Defence spending is an area that is already something of a procurement disaster. There are reasons for this. You’re not allowed to tell the public too much about what you’re spending the money on, or who’s spending the money, because then you’re telling the enemy how many bombs you have, and you probably shouldn’t do that. There are also very few companies you can go to if you want to buy, say, an aircraft carrier, and the list is made shorter still by the fact that you will probably be told to buy it from a British manufacturer.
Some of these companies are also rather effective and persistent at lobbying, and the revolving door between government and the defence industry spins so consistently it could be used to power a small town.

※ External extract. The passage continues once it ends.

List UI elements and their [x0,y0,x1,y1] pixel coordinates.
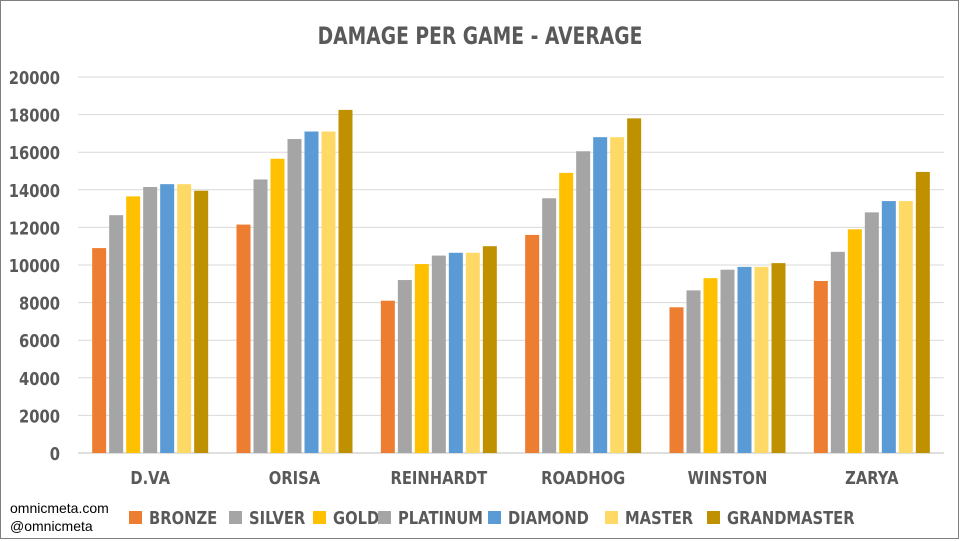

It would, therefore, be a very good idea if the plan to increase Britain’s defence spending was accompanied by a plan to make that spending more transparent and accountable. Duncan Hames, director of policy at Transparency International, says there are “parts of defence procurement which you can still do in an open and competitive manner, even if certain information about the capabilities of what you’re procuring don’t end up in the public domain”. Hames warns that without better safeguards about the way defence spending decisions are made, we might end up with a repeat of the spending rush that happened during the pandemic: amid the “necessary haste” of emergency spending, “a huge amount of waste, some opportunism by those that wanted to win contracts, and big questions about privileged access”. If we allow that to happen again, Britain’s defence will become even harder to pay for.